Não obstante, mesmo que a RD tenha se apresentado no campo das drogas, através dos/as usuários/as de drogas injetáveis (UDI) que contraiam HIV/AIDS devido ao uso indevido de seringas, conforme iremos ver ao longo capítulo, o álcool, até pela própria legalização no terreno brasileiro, merece ser tematizado, já que por trás das práticas de cuidado voltadas aos/às usuários/as de álcool, identificamos inicialmente a presença forte do modelo moral e medicalocêntrico no processo de cuidado. Então, situar o tratamento de usuários/as em decorrência do uso indevido da bebida requer um esforço para recordar o significado do álcool em círculos de sociabilidade ao longo dos anos e das civilizações, bem como para apreender o
momento em que a referida substância é vista como problema e, posteriormente, a depender do uso excessivo, ser classificada como doença, com a denominação posterior de “alcoolismo”.
O álcool é usado desde os tempos pré-bíblicos, embora apenas na virada do século XVIII para o XIX, após o período da Revolução Industrial, esta substância aparece na literatura, revelando o ato de beber de forma nociva como decorrente de uma condição clínica. Na medicina, alguns profissionais começaram a observar complicações físicas e mentais em decorrência do uso abusivo. Rush foi um dos primeiros a perceber que 30% dos pacientes internos em instituições psiquiátricas dos Estados Unidos, faziam uso excessivo de álcool. Outro médico, também precursor na descoberta sobre os danos à saúde mediante o consumo excessivo da bebida, foi Thomas Trotter, que associou o ato de beber à doença da mente, sendo o primeiro a relacionar a palavra doença ao uso excessivo do álcool. Nesta época, também um médico sueco, chamado Magnus Huss, criou o conceito clínico de “alcoolismo crônico”. Posteriormente, nos cem anos seguintes, foram feitas mais de 39 classificações relativas ao uso excessivo do álcool, já denominado “alcoolismo”. Assim, classificou-se em relação ao padrão de beber (contínuo ou intermitente), a cronicidade (aguda ou crônica) e à etiologia (hereditárias, orgânicas ou de personalidade). Em 1976, Griffith Edwards e Milton Gross criaram a proposta do conceito de “síndrome da dependência alcoólica” (SDA) (FIGLIE; BORDIN; LARANJEIRA, 2004).

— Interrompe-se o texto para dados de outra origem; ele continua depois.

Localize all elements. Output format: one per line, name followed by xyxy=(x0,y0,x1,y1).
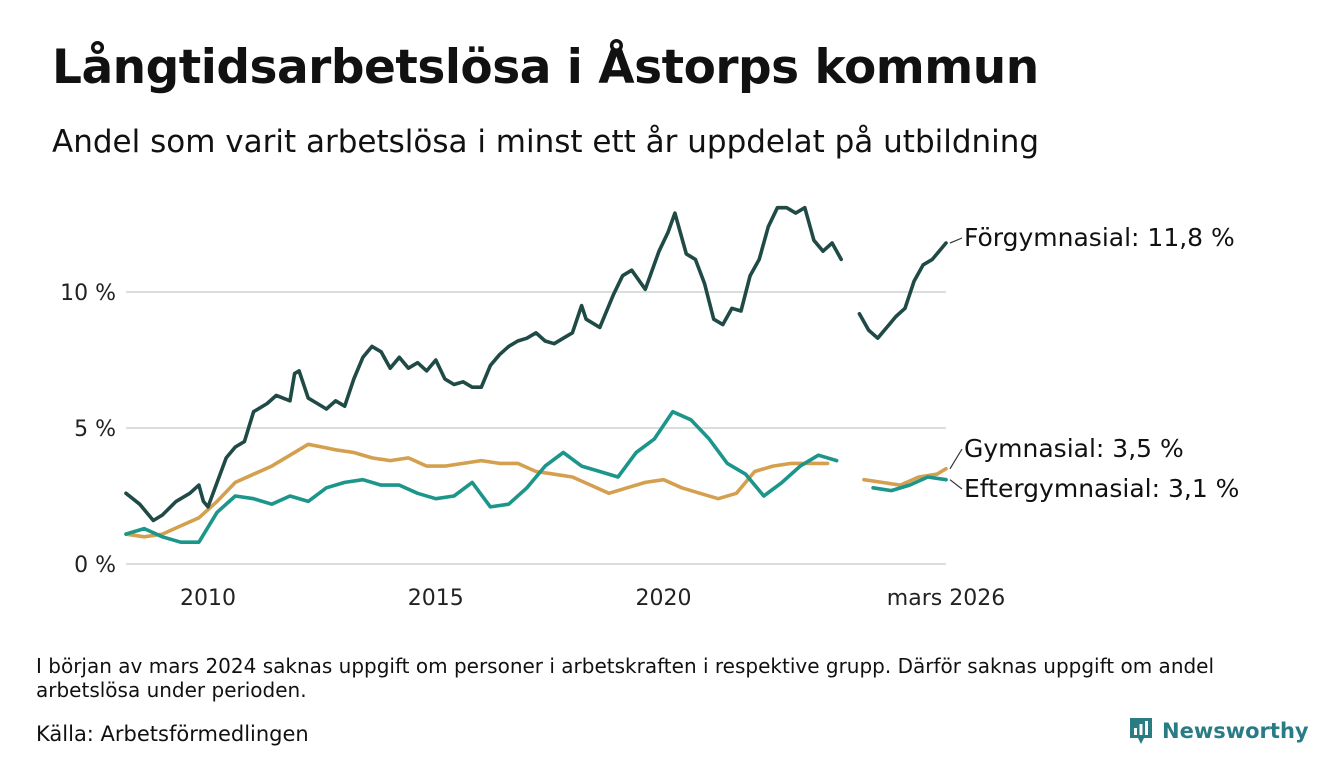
y-tick-label: 0 % xyxy=(74,553,116,578)
line-chart: 0 % 5 % 10 % 2010 2015 2020 mars 2026 Förgymn… xyxy=(60,205,1239,611)
series-end-label: Eftergymnasial: 3,1 % xyxy=(964,474,1239,503)
newsworthy-brand-name: Newsworthy xyxy=(1162,719,1309,743)
newsworthy-brand[interactable]: Newsworthy xyxy=(1128,716,1309,746)
y-axis-ticks: 0 % 5 % 10 % xyxy=(60,281,116,578)
chart-subtitle: Andel som varit arbetslösa i minst ett å… xyxy=(52,124,1040,160)
footnote: I början av mars 2024 saknas uppgift om … xyxy=(36,654,1215,702)
series-lines xyxy=(124,205,948,544)
series-line-förgymnasial xyxy=(124,205,948,523)
x-tick-label: 2020 xyxy=(636,586,692,611)
x-tick-label: 2010 xyxy=(180,586,236,611)
source-credit: Källa: Arbetsförmedlingen xyxy=(36,722,309,746)
chart-title: Långtidsarbetslösa i Åstorps kommun xyxy=(52,40,1039,95)
label-connector xyxy=(949,237,963,244)
newsworthy-logo-icon xyxy=(1130,718,1152,744)
label-connector xyxy=(949,479,963,490)
series-line-gymnasial xyxy=(124,442,948,539)
y-tick-label: 5 % xyxy=(74,417,116,442)
label-connector xyxy=(949,448,963,470)
series-end-labels: Förgymnasial: 11,8 % Gymnasial: 3,5 % Efte… xyxy=(949,223,1239,503)
gridlines xyxy=(126,291,946,565)
series-end-label: Gymnasial: 3,5 % xyxy=(964,434,1184,463)
x-tick-label: 2015 xyxy=(408,586,464,611)
x-axis-ticks: 2010 2015 2020 mars 2026 xyxy=(180,586,1005,611)
x-tick-label: mars 2026 xyxy=(887,586,1005,611)
y-tick-label: 10 % xyxy=(60,281,116,306)
series-end-label: Förgymnasial: 11,8 % xyxy=(964,223,1235,252)
series-line-eftergymnasial xyxy=(124,409,948,544)
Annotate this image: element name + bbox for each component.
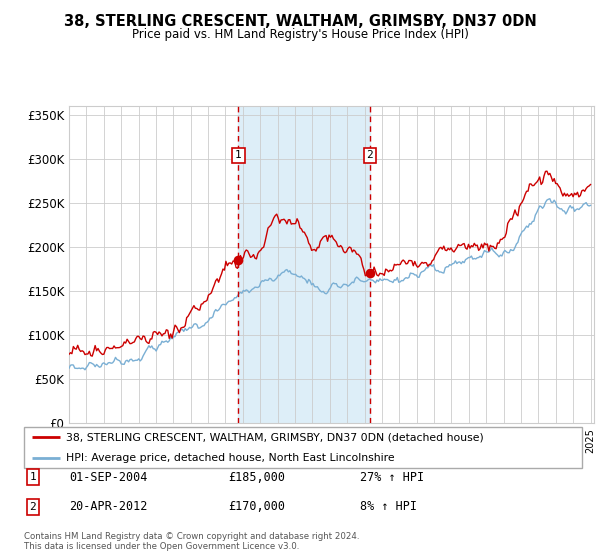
Text: £185,000: £185,000 <box>228 470 285 484</box>
Text: 01-SEP-2004: 01-SEP-2004 <box>69 470 148 484</box>
Bar <box>238 106 370 423</box>
FancyBboxPatch shape <box>24 427 582 468</box>
Text: 38, STERLING CRESCENT, WALTHAM, GRIMSBY, DN37 0DN (detached house): 38, STERLING CRESCENT, WALTHAM, GRIMSBY,… <box>66 432 484 442</box>
Text: £170,000: £170,000 <box>228 500 285 514</box>
Text: 8% ↑ HPI: 8% ↑ HPI <box>360 500 417 514</box>
Text: HPI: Average price, detached house, North East Lincolnshire: HPI: Average price, detached house, Nort… <box>66 452 394 463</box>
Text: Price paid vs. HM Land Registry's House Price Index (HPI): Price paid vs. HM Land Registry's House … <box>131 28 469 41</box>
Text: 2: 2 <box>367 151 373 161</box>
Text: Contains HM Land Registry data © Crown copyright and database right 2024.
This d: Contains HM Land Registry data © Crown c… <box>24 532 359 552</box>
Text: 2: 2 <box>29 502 37 512</box>
Text: 27% ↑ HPI: 27% ↑ HPI <box>360 470 424 484</box>
Text: 20-APR-2012: 20-APR-2012 <box>69 500 148 514</box>
Text: 1: 1 <box>235 151 242 161</box>
Text: 1: 1 <box>29 472 37 482</box>
Text: 38, STERLING CRESCENT, WALTHAM, GRIMSBY, DN37 0DN: 38, STERLING CRESCENT, WALTHAM, GRIMSBY,… <box>64 14 536 29</box>
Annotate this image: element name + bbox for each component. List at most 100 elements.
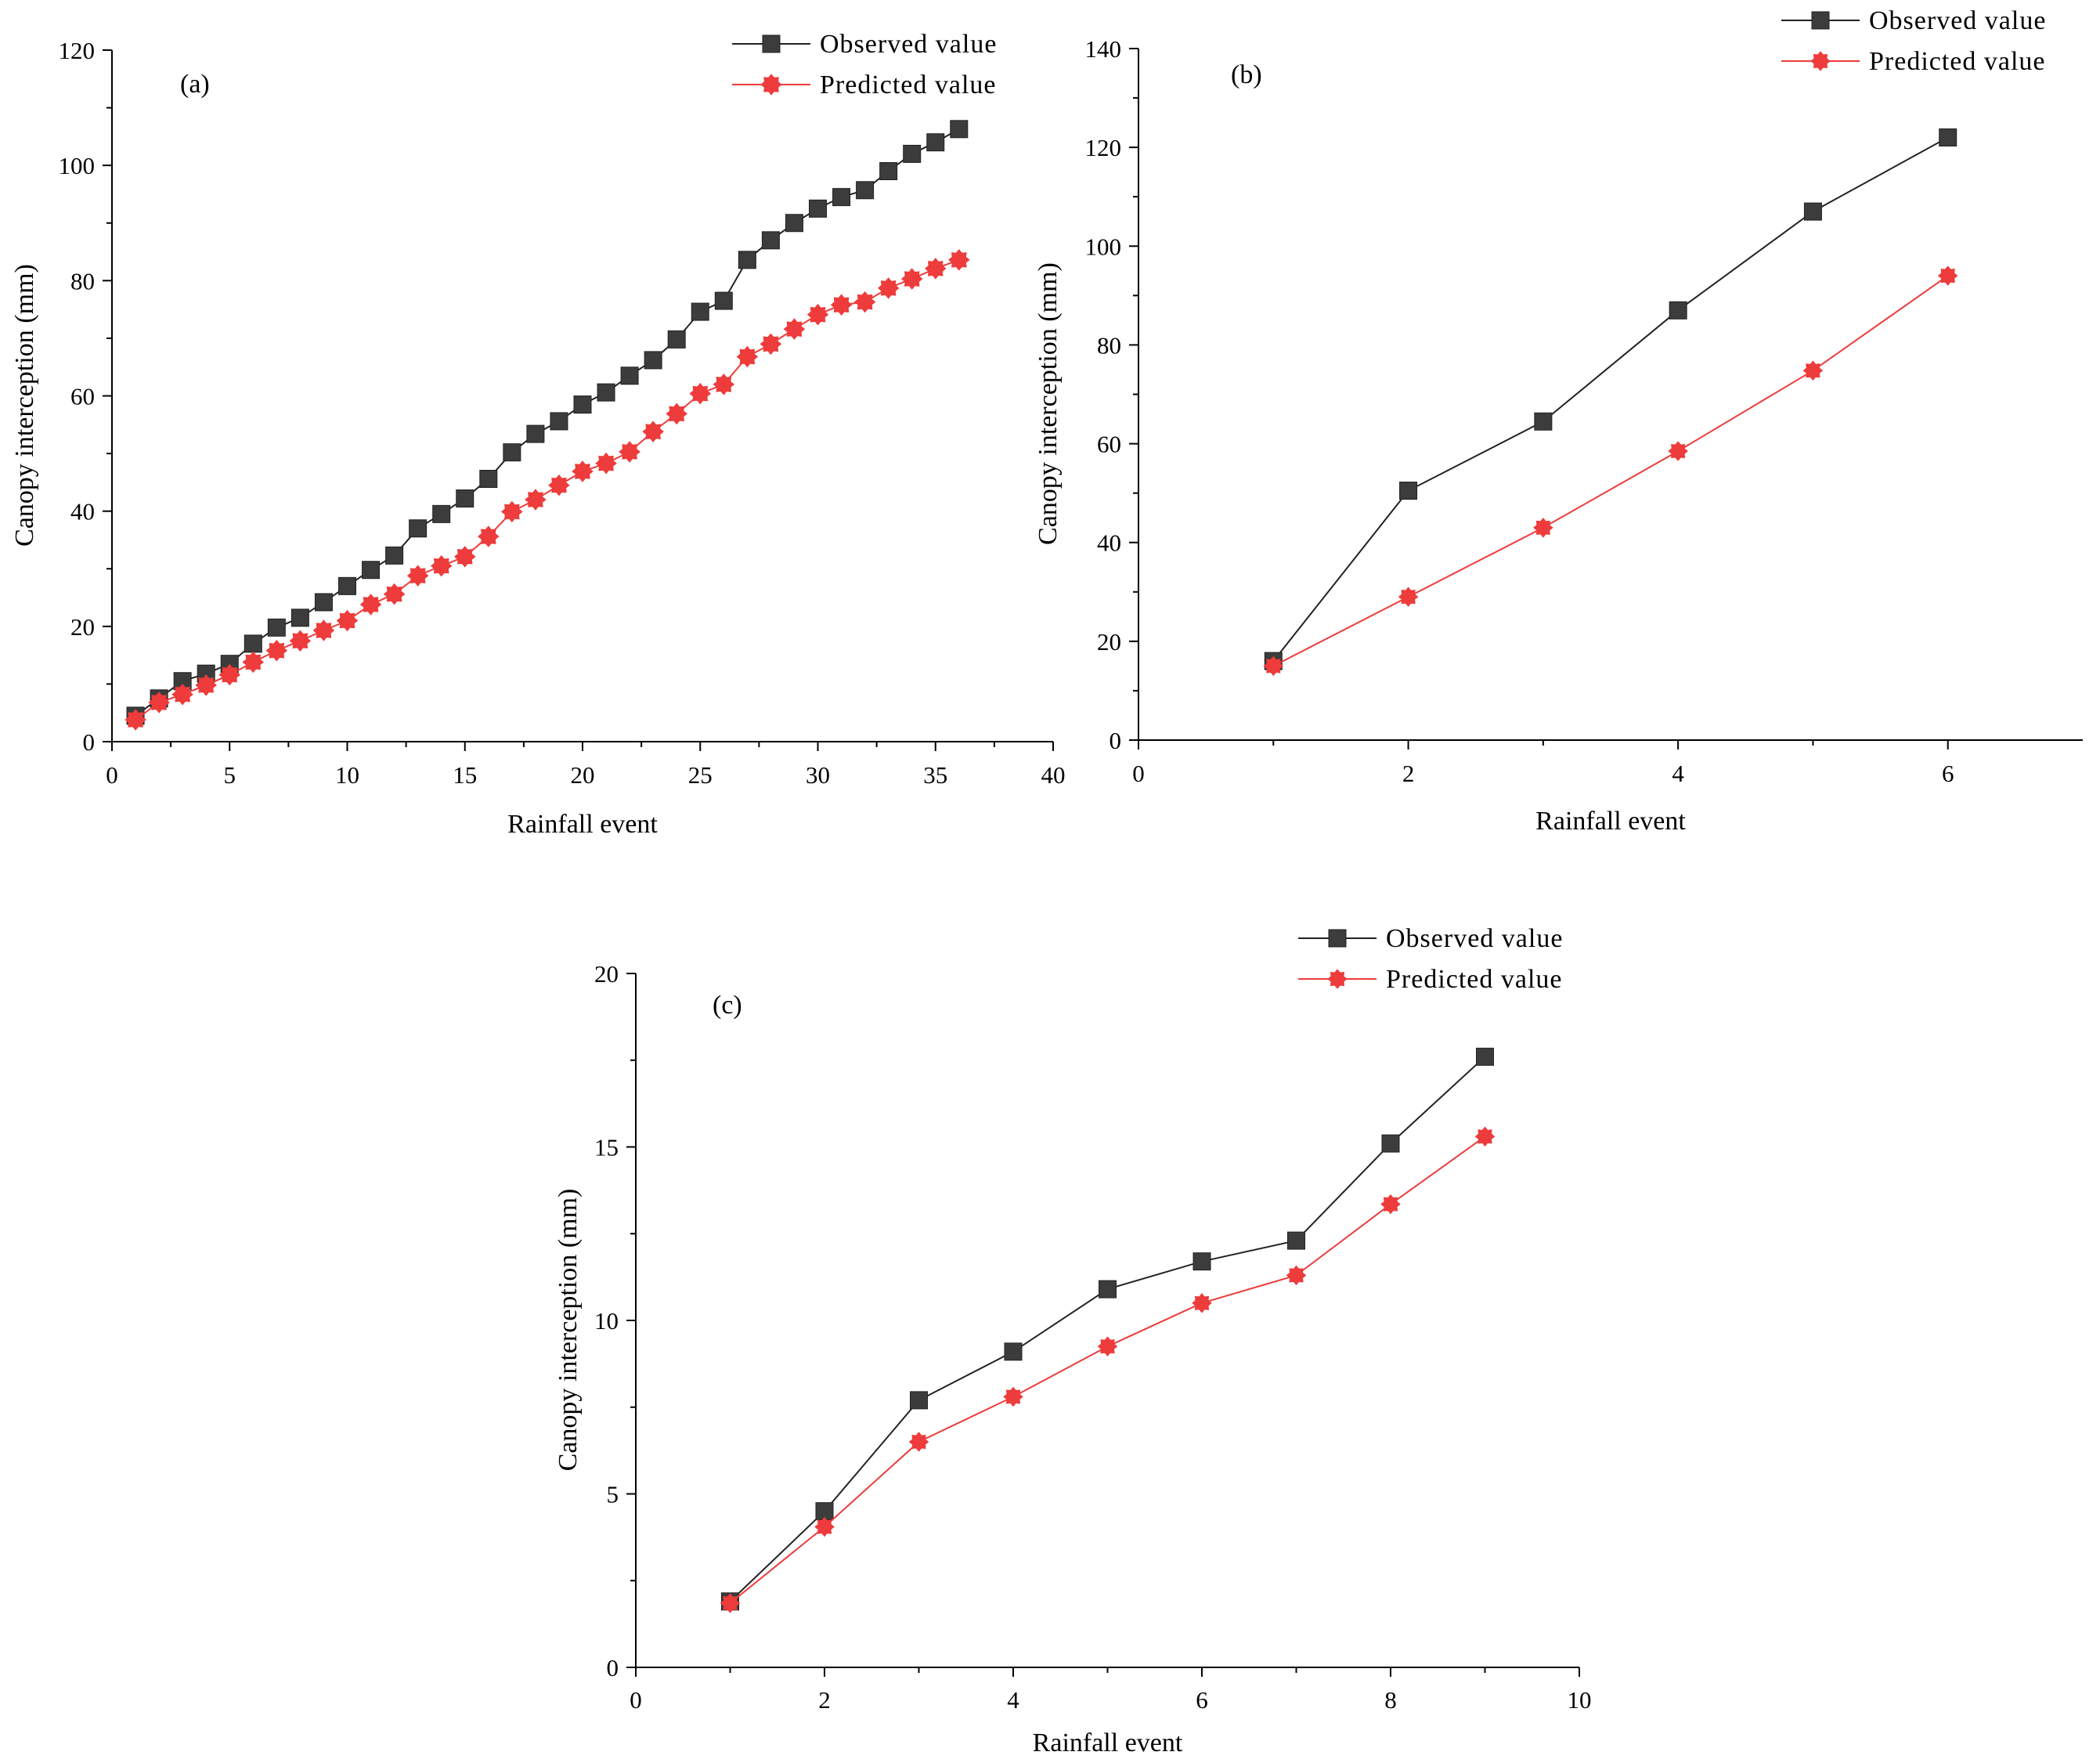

No Brasil, o tratamento para o alcoolismo iniciou-se em 1976, em Porto Alegre, Rio Grande do Sul, na Clínica Pinel, cujos profissionais, só após 16 anos de experiência com alcoolistas, observando a baixa taxa de recuperação destes, mudaram a compreensão e perspectiva teórica em relação às pessoas que tinham um quadro de dependência química do álcool, pois até este momento acreditavam que o alcoolismo era o resultado apenas de conflitos psíquicos do paciente, portanto, não era reconhecido como doença. Desde então, passaram a considerar o alcoolismo como uma doença crônica. O tratamento nesta clínica particular foi pioneiro no uso de atividades grupais e contavam com uma estreita colaboração com o Grupo de Alcoólicos Anônimos (AA) da cidade. Através dos grupos de atividades, os profissionais tentavam reorganizar a vida dos pacientes, alegando que após anos de uso abusivo ou dependente, usuários/as tendem à desorganização nas atividades diárias, e precisavam desenvolver outras potencialidades. Em 1984, a equipe da Clínica Pinel se mudou para O Hospital Mãe de Deus, também particular, local onde desenvolve as atividades na Unidade de Dependência Química do serviço (CALDAS, 2001).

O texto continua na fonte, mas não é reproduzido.